Er öffnete die Augen, trank einen Schluck Wein und stellte den Becher dann mit einem angewiderten Gesichtsausdruck auf das Fenstersims, als hätte Essig seine Lippen
benetzt. »Ihr wisst, was ich meine.«
Lancelot schwieg. Er hätte leugnen können, aber er
wusste, wie wenig Sinn es gehabt hätte – und er wollte es
auch nicht mehr.
Artus nickte schwer mit dem Kopf. »Ich danke Euch,
dass Ihr wenigstens ehrlich seid«, murmelte er.
»Artus, ich versichere Euch, dass –«, begann Lancelot,
aber Artus unterbrach ihn mit einem Kopfschütteln.

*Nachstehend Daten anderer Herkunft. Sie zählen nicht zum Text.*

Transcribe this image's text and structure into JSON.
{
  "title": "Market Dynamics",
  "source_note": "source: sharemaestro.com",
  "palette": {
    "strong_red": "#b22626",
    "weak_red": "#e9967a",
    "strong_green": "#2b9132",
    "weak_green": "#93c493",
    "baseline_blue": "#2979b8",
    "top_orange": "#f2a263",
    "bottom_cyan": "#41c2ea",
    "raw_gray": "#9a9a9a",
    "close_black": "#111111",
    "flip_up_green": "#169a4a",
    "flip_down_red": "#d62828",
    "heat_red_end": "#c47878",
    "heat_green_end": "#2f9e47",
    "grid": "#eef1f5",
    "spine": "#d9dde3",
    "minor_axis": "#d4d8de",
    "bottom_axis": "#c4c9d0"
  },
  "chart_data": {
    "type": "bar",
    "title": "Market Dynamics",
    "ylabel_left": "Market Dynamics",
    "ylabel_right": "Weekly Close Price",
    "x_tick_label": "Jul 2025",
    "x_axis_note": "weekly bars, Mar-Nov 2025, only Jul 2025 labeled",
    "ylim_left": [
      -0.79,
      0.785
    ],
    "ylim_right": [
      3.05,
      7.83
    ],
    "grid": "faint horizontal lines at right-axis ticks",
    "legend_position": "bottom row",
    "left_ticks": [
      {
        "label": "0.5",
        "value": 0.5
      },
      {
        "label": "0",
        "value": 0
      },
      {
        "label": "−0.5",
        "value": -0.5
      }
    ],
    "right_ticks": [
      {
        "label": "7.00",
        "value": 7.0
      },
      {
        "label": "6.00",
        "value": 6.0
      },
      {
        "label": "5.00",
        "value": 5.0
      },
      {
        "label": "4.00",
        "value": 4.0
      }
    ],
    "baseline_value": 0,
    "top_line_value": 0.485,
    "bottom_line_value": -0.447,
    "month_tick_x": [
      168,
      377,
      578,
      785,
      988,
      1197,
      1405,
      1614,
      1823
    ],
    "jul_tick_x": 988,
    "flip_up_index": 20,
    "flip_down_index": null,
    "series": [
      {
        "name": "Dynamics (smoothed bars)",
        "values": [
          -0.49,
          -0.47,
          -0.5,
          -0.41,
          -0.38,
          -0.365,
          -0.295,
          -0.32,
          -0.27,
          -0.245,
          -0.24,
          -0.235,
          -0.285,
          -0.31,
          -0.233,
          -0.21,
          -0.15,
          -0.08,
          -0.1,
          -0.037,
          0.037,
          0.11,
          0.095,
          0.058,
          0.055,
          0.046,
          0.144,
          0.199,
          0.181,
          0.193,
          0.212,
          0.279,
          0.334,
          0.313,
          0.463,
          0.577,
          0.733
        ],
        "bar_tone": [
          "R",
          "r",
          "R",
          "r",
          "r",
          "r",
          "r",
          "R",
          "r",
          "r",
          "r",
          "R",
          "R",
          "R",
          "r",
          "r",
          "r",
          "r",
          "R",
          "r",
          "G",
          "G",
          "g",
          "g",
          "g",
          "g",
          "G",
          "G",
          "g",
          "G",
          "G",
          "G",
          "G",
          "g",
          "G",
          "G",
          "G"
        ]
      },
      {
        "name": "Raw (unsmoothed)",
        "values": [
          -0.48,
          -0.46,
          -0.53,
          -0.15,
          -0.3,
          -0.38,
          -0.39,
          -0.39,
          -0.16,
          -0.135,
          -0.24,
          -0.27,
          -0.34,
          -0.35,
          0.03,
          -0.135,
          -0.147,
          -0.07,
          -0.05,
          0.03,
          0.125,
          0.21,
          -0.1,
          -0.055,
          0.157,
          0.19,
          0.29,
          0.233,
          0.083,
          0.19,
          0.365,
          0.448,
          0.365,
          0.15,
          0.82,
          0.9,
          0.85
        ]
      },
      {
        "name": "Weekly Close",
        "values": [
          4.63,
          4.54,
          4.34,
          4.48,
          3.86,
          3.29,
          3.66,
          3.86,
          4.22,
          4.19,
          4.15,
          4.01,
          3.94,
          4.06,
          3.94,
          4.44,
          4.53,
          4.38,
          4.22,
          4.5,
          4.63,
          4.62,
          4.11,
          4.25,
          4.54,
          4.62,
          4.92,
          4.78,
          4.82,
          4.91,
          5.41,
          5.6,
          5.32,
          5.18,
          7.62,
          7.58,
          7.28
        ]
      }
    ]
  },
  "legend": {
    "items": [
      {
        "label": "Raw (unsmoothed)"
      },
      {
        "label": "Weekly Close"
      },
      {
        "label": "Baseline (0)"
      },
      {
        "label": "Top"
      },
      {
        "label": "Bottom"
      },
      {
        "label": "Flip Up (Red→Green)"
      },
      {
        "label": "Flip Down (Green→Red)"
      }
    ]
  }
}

»Ihr wart lange fort«, sagte er. »Fast zwei Wochen. Der
Weg nach Malagon ist weit, aber nicht so weit.«
Warum sagte er es ihm nicht? Hier und jetzt? Warum
stand er nicht auf, trat Artus gegenüber und gestand ihm,
was zwischen ihm und Gwinneth war? Vielleicht war dies
der einzige Moment, den es je gegeben hatte und der je
kommen würde, in dem er es wagen konnte, Artus die
Wahrheit zu sagen. Doch stattdessen hörte er sich selbst
antworten: »Es waren keine zwei Wochen, Artus. Für
mich ist ein Tag vergangen, seit wir das letzte Mal zusammen in diesem Raum gewesen sind und annähernd
dasselbe Gespräch geführt haben.«
Ihm war klar, wie lächerlich das in Artus’ Ohren klingen
musste, und vermutlich hatte er mit dieser so offensichtlichen Lüge jeden möglichen Rest von Artus’ gutem Willen
verspielt. Doch statt aufzufahren oder ihn auszulachen,
drehte sich Artus ihm gänzlich zu und sah ihn mit sonderbarem Ausdruck an. Er schwieg.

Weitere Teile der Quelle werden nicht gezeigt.